Dexcom has merged with Animas to give me an abbreviated way of monitoring my blood sugars. I don’t need an extra device to carry around and I’m finding this model much more in sync with my finger sticks than the old Dexcom. Back in 2012 I had a separate “pod” for the readings – now everything’s on my pump. Every five minutes it reads my blood sugar. I look at the screen and there is my reading. There is a graph that shows the last hour, 3 hours, 6 hours, 12 hours or 24 hours. How cool is that?
So how does this work? Every 7 days I change a sensor which sticks to my abdomen. The sensor is as thin as a hair. The transmitter sits on the sensor pod. It is waterproof so showering and bathing is easy.

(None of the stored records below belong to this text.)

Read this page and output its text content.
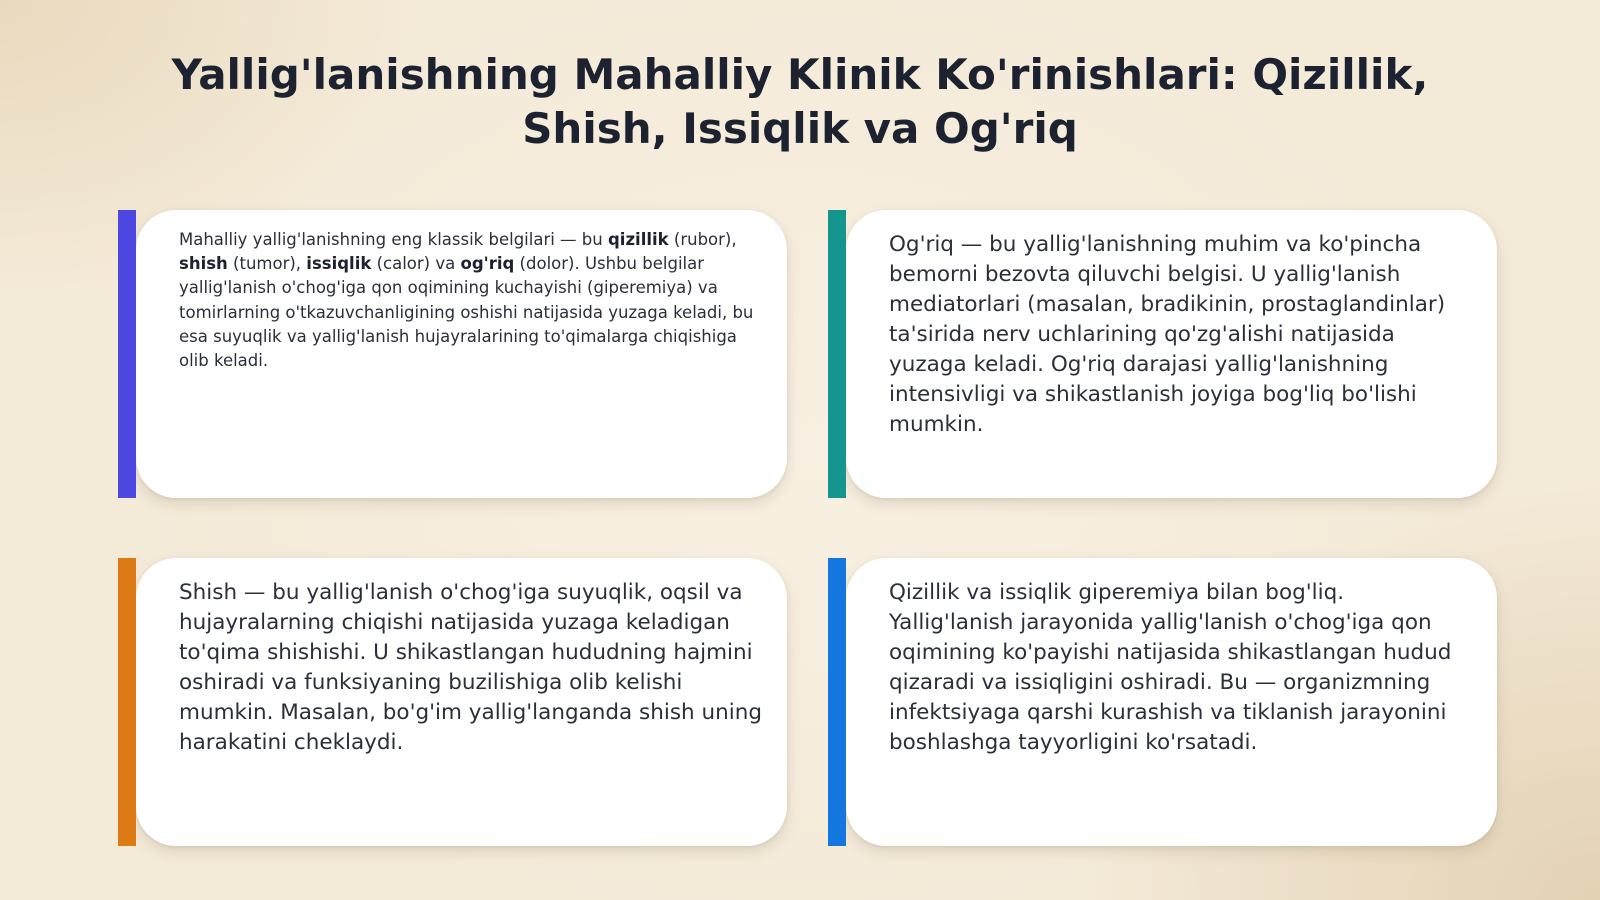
Yallig'lanishning Mahalliy Klinik Ko'rinishlari: Qizillik, Shish, Issiqlik va Og'riq

Mahalliy yallig'lanishning eng klassik belgilari — bu qizillik (rubor), shish (tumor), issiqlik (calor) va og'riq (dolor). Ushbu belgilar yallig'lanish o'chog'iga qon oqimining kuchayishi (giperemiya) va tomirlarning o'tkazuvchanligining oshishi natijasida yuzaga keladi, bu esa suyuqlik va yallig'lanish hujayralarining to'qimalarga chiqishiga olib keladi.

Og'riq — bu yallig'lanishning muhim va ko'pincha bemorni bezovta qiluvchi belgisi. U yallig'lanish mediatorlari (masalan, bradikinin, prostaglandinlar) ta'sirida nerv uchlarining qo'zg'alishi natijasida yuzaga keladi. Og'riq darajasi yallig'lanishning intensivligi va shikastlanish joyiga bog'liq bo'lishi mumkin.

Shish — bu yallig'lanish o'chog'iga suyuqlik, oqsil va hujayralarning chiqishi natijasida yuzaga keladigan to'qima shishishi. U shikastlangan hududning hajmini oshiradi va funksiyaning buzilishiga olib kelishi mumkin. Masalan, bo'g'im yallig'langanda shish uning harakatini cheklaydi.

Qizillik va issiqlik giperemiya bilan bog'liq. Yallig'lanish jarayonida yallig'lanish o'chog'iga qon oqimining ko'payishi natijasida shikastlangan hudud qizaradi va issiqligini oshiradi. Bu — organizmning infektsiyaga qarshi kurashish va tiklanish jarayonini boshlashga tayyorligini ko'rsatadi.
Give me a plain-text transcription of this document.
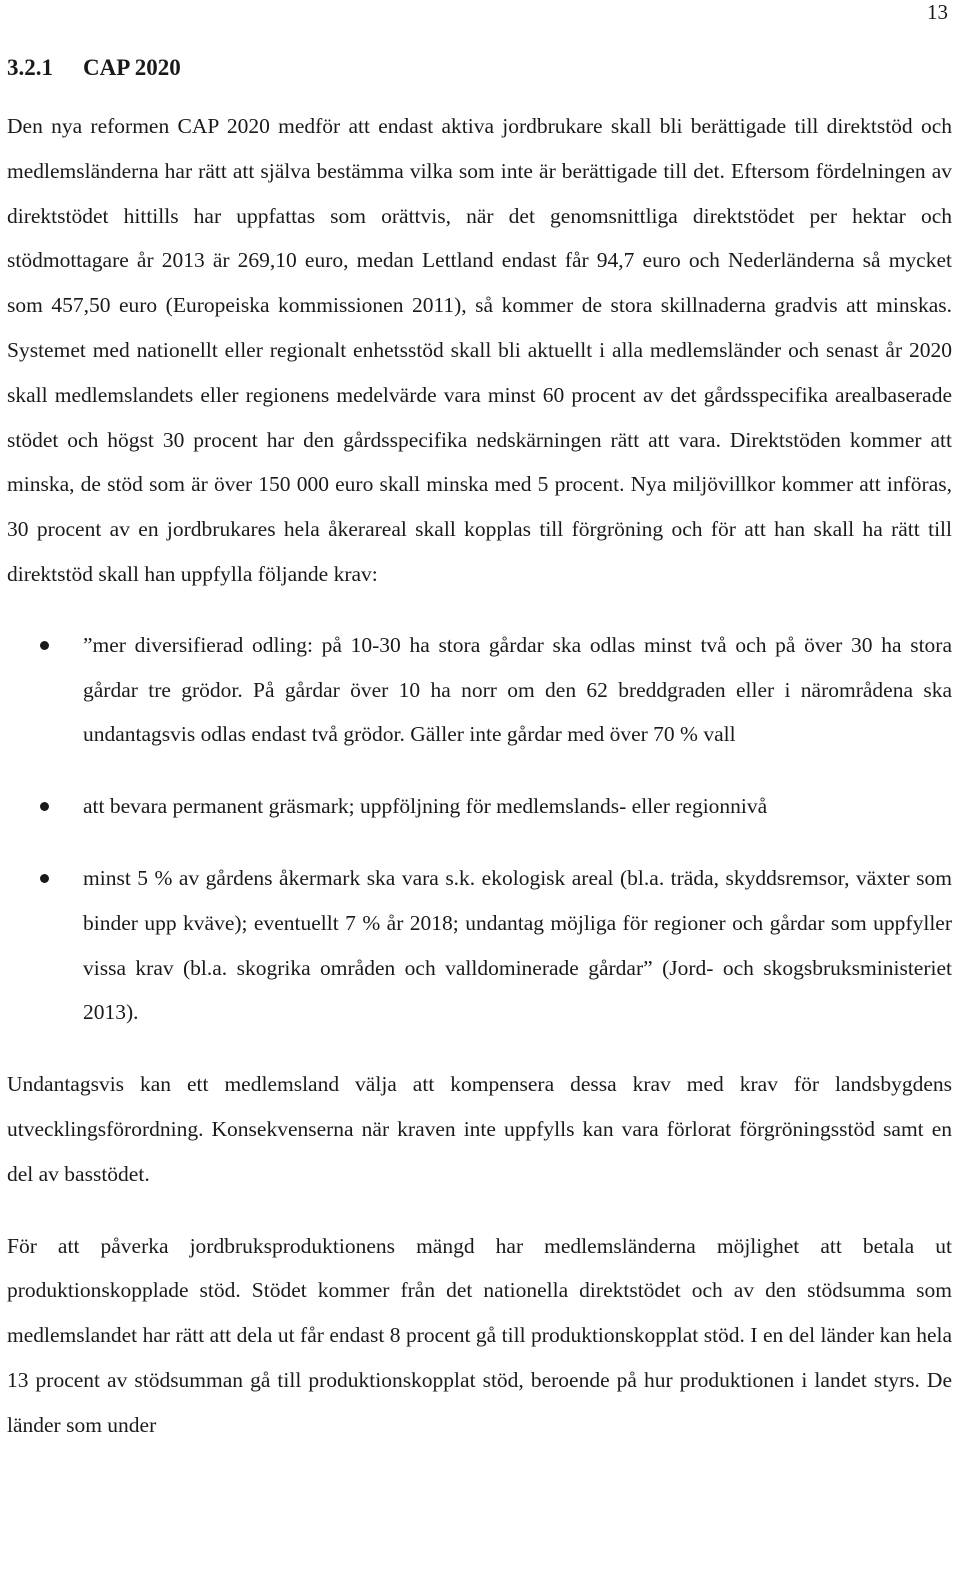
13
3.2.1 CAP 2020

Den nya reformen CAP 2020 medför att endast aktiva jordbrukare skall bli berättigade till direktstöd och medlemsländerna har rätt att själva bestämma vilka som inte är berättigade till det. Eftersom fördelningen av direktstödet hittills har uppfattas som orättvis, när det genomsnittliga direktstödet per hektar och stödmottagare år 2013 är 269,10 euro, medan Lettland endast får 94,7 euro och Nederländerna så mycket som 457,50 euro (Europeiska kommissionen 2011), så kommer de stora skillnaderna gradvis att minskas. Systemet med nationellt eller regionalt enhetsstöd skall bli aktuellt i alla medlemsländer och senast år 2020 skall medlemslandets eller regionens medelvärde vara minst 60 procent av det gårdsspecifika arealbaserade stödet och högst 30 procent har den gårdsspecifika nedskärningen rätt att vara. Direktstöden kommer att minska, de stöd som är över 150 000 euro skall minska med 5 procent. Nya miljövillkor kommer att införas, 30 procent av en jordbrukares hela åkerareal skall kopplas till förgröning och för att han skall ha rätt till direktstöd skall han uppfylla följande krav:

”mer diversifierad odling: på 10-30 ha stora gårdar ska odlas minst två och på över 30 ha stora gårdar tre grödor. På gårdar över 10 ha norr om den 62 breddgraden eller i närområdena ska undantagsvis odlas endast två grödor. Gäller inte gårdar med över 70 % vall
att bevara permanent gräsmark; uppföljning för medlemslands- eller regionnivå
minst 5 % av gårdens åkermark ska vara s.k. ekologisk areal (bl.a. träda, skyddsremsor, växter som binder upp kväve); eventuellt 7 % år 2018; undantag möjliga för regioner och gårdar som uppfyller vissa krav (bl.a. skogrika områden och valldominerade gårdar” (Jord- och skogsbruksministeriet 2013).

Undantagsvis kan ett medlemsland välja att kompensera dessa krav med krav för landsbygdens utvecklingsförordning. Konsekvenserna när kraven inte uppfylls kan vara förlorat förgröningsstöd samt en del av basstödet.

För att påverka jordbruksproduktionens mängd har medlemsländerna möjlighet att betala ut produktionskopplade stöd. Stödet kommer från det nationella direktstödet och av den stödsumma som medlemslandet har rätt att dela ut får endast 8 procent gå till produktionskopplat stöd. I en del länder kan hela 13 procent av stödsumman gå till produktionskopplat stöd, beroende på hur produktionen i landet styrs. De länder som under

Why the CGM or continuous glucose monitor? I’ve been diabetic for 39 years now and I’m less sensitive to recognizing when I have low blood sugar symptoms: weakness, shakiness, sweat or disorientation. That’s because I’m older now so between sweating from menopause and forgetting things, I’m always disoriented and sweaty! But it’s definitely dangerous if I can’t distinguish the two. Plus my body has become more accustomed to symptoms so they no longer set off an alarm at 65-70 mg/dl, but at 45-50mg/dl. This is scary, especially in the middle of the night while asleep. It can be very dangerous and cause me to go into a coma. The DEXCOM’s alarm goes off (vibrates) when my blood sugar starts going down below 70mg/dl. So I wake up and have some juice which is always on the nightstand next to me. The DEXCOM alarm also goes off at 240mg/dl, telling me my blood sugar is high.
What a great way to start 2017 and my 39th year with Type I diabetes! It’s easier for me at the clubs when I perform. All I have to do is check the screen and see where my BG is at before getting on stage. By the way, did you know that blood sugars can rise due to adrenaline rushes, like right before performing?
This new system is better for my endocrinologist also. When I see him in February he’ll plug the pump into a computer and see how my control is. We check out patterns that need to be changed and I’m fine tuned until my next visit. Voila!